The Austrian composer Wolfgang Amadeus Mozart was the first to write for this combination of instruments with his "Kegelstatt" Trio, K. 498 (1786). which helped to popularize the clarinet in classical music. German composers Robert Schumann and Max Bruch also wrote early pieces for the clarinet, viola and piano; the combination has been increasingly written for during the modern era.
A clarinet-viola-piano trio, or trio for clarinet, viola and piano is a work of chamber music written for a musical ensemble consisting of a viola player (or violist), a clarinettist, and pianist. The term clarinet, viola and piano trio is also used as a description of these musicians.
This combination of instruments differs from the traditional piano trio instrumentation—for piano, violin and violoncello—and other combinations, such as for clarinet-violin-piano trio and the clarinet-cello-piano trio, as the viola and the clarinet share roughly the same musical range. The combination of viola and clarinet is distinguished by the tone quality of the instruments rather than by the register (i.e. the height of the pitch), as with a violin compared with a 'cello).

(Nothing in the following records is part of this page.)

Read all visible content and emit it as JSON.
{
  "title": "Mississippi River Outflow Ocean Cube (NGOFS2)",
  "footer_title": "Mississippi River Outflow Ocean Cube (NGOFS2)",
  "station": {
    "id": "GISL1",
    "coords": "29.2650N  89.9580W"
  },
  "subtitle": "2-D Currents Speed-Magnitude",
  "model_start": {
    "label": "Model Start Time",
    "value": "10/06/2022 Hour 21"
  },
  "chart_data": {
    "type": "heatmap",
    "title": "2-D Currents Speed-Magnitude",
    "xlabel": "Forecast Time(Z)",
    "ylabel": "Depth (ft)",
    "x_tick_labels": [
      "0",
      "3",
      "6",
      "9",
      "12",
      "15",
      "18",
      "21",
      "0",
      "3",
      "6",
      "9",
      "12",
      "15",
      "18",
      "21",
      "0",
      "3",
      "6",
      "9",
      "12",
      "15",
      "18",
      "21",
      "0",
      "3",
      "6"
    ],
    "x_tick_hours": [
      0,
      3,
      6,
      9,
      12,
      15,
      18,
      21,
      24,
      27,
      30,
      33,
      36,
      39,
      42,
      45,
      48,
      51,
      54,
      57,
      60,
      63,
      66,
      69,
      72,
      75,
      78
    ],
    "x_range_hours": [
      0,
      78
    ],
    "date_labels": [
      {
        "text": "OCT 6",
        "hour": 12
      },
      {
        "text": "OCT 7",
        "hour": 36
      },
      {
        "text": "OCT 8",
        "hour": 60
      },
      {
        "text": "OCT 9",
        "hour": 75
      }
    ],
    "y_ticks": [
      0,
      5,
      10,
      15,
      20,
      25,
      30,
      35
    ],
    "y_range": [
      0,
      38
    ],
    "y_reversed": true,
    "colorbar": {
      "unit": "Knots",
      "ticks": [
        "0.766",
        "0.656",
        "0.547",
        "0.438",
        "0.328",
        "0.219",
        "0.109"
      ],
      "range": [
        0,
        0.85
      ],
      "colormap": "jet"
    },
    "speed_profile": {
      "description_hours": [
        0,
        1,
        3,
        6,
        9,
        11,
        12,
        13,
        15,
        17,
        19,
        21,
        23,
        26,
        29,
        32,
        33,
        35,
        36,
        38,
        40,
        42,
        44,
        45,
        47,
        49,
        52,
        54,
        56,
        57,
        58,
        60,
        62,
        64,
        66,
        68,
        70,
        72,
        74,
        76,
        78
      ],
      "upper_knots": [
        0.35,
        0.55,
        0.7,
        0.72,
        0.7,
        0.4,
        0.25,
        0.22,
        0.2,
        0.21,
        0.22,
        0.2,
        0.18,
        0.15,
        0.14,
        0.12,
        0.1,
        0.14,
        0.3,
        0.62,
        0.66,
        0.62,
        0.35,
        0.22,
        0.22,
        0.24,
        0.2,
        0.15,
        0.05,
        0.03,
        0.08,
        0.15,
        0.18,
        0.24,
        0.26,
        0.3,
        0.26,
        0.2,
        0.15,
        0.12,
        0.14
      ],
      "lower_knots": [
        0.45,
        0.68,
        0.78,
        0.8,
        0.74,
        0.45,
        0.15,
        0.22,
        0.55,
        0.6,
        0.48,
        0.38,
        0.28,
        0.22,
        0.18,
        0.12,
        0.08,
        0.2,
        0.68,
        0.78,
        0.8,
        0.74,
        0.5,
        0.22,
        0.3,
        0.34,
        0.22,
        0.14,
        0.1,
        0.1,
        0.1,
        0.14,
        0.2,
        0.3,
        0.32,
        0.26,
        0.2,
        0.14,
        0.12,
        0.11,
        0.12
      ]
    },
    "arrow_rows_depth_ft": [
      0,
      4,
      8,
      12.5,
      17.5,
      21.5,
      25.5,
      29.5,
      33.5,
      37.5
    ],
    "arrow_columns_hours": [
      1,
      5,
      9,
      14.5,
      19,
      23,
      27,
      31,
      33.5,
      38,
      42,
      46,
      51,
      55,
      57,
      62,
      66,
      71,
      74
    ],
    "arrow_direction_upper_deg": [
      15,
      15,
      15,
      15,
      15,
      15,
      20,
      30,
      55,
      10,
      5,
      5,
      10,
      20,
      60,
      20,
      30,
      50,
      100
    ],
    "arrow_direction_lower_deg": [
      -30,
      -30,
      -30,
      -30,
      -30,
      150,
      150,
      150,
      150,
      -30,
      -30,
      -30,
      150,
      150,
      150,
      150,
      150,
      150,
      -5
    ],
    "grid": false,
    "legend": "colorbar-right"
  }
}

The Austrian composer Wolfgang Amadeus Mozart was the first to write for this combination of instruments with his "Kegelstatt" Trio, K. 498 (1786). Mozart's Trio, along with his Clarinet Quintet, K. 581 (1789) and Clarinet Concerto, K. 622 (1791), were written when the clarinet was a relatively newly invented instrument. The three compositions featured the clarinet and were responsible for popularizing the instrument's use in chamber and orchestral works. German composers Robert Schumann (1810–1856) and Max Bruch (1838–1920) also wrote for the clarinet, viola and piano.
Works scored for clarinet, viola, and piano have gained increasing popularity in the modern era. The repertoire includes:
Although not originally intended as a chamber music work, the works of several composers who have written concerti for viola and clarinet have been arranged for a trio with the orchestral part condensed and arranged for piano. Notably, the Double Concerto for viola, clarinet and orchestra, Op. 88 (1911) of Max Bruch has been arranged for viola, clarinet and piano. Other concertos with these solo instruments include a concerto by Aulis Sallinen and Alternatim (1997) by Luciano Berio.